The Astros won the AL West in 2023, but they did not do so in dominant fashion like their teams from 2017 to 2019 and 2021 to 2022. Injuries and poor performance in their rotation saw the team trade young prospects for Justin Verlander at the trade deadline, who had signed a two-year deal with the New York Mets in the off-season. Overall, they finished tied with the Texas Rangers in first place in the AL West, but won the tie-breaker thus giving them the division. However, in the postseason, the Astros were beaten by the Rangers in the 2023 ALCS, with the visitor winning all seven games, similar to the 2019 World Series. After the season, Dusty Baker retired as manager, and the team promoted long-time bench coach Joe Espada to manager.

Although he was not on the Astros' World Series roster, closer Will Smith continued his unlikely streak of winning consecutive World Series with separate teams (he won with the Atlanta Braves in 2021, and would win his third consecutive title with the Rangers the following year).

===Philadelphia===
The Union lost the MLS Cup to the Los Angeles FC on the same day the Phillies lost Game 6, making Philadelphia the first city to ever lose two championship games on the same day. Three months later, the Philadelphia Eagles lost in Super Bowl LVII to the Kansas City Chiefs, suffering the third championship defeat of a Philadelphia sports team in as many months following the Union and the Phillies' losses. Coincidentally, Philadelphia achieved this dubious feat in 1980 when the 76ers, Flyers, and Eagles all lost in their respective championship games; however, the Phillies won the World Series that year.

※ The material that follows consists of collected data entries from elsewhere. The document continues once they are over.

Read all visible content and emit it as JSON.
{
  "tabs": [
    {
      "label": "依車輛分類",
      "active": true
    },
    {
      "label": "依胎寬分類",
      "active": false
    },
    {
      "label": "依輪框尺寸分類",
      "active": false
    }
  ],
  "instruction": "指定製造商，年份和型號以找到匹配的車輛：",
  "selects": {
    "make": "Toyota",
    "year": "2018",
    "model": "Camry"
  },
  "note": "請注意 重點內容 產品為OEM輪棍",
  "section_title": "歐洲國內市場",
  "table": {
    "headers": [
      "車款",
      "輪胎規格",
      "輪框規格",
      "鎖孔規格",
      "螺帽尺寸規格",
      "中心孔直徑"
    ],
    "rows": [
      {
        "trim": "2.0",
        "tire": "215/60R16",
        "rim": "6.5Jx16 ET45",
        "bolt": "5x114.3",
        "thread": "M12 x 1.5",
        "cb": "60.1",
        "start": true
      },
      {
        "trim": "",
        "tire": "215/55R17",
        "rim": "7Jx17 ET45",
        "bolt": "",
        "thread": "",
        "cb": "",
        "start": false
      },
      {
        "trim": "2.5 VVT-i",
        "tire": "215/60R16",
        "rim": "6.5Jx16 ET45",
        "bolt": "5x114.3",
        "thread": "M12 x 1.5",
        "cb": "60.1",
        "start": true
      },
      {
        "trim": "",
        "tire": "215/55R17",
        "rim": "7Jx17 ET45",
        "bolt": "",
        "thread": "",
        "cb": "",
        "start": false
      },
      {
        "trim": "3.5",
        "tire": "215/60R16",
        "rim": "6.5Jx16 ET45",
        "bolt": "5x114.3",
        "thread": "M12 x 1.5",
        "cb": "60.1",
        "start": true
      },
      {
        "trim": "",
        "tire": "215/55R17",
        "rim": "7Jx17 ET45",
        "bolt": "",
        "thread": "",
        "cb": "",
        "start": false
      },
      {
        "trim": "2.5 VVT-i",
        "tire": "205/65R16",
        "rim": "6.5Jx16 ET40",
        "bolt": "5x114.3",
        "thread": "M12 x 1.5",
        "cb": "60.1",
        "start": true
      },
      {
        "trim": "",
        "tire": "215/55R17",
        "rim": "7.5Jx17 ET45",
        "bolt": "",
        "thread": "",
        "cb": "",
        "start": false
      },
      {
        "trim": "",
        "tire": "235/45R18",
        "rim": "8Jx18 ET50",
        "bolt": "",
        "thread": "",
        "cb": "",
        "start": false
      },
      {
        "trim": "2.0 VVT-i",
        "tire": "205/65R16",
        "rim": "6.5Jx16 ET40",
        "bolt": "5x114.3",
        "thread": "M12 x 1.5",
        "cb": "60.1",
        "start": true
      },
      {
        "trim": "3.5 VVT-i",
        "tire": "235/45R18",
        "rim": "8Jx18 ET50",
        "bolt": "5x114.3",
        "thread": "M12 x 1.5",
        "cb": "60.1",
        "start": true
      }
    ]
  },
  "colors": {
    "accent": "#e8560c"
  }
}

After the season, Bryce Harper underwent Tommy John surgery for his ligament tear. Despite big free agent signings such as Trea Turner and Taijuan Walker, the Phillies started off similarly in 2023 as they did in 2022, particularly without Harper until May, sitting at a sub .500 record at the start of June. They would then get hot and go 65–42 from June until the rest of the season and finish as the first wildcard. They would again defeat the NL East-winning Atlanta Braves in the NLDS before being upset by the Arizona Diamondbacks in the NLCS by losing the team's first-ever game seven at home. With the Diamondbacks win, it was the second year in a row the sixth seed in the NL made the World Series, following the 2022 Phillies, and the third straight season a sub 90-win team made the World Series in the NL, following the 2022 Phillies and 2021 Braves.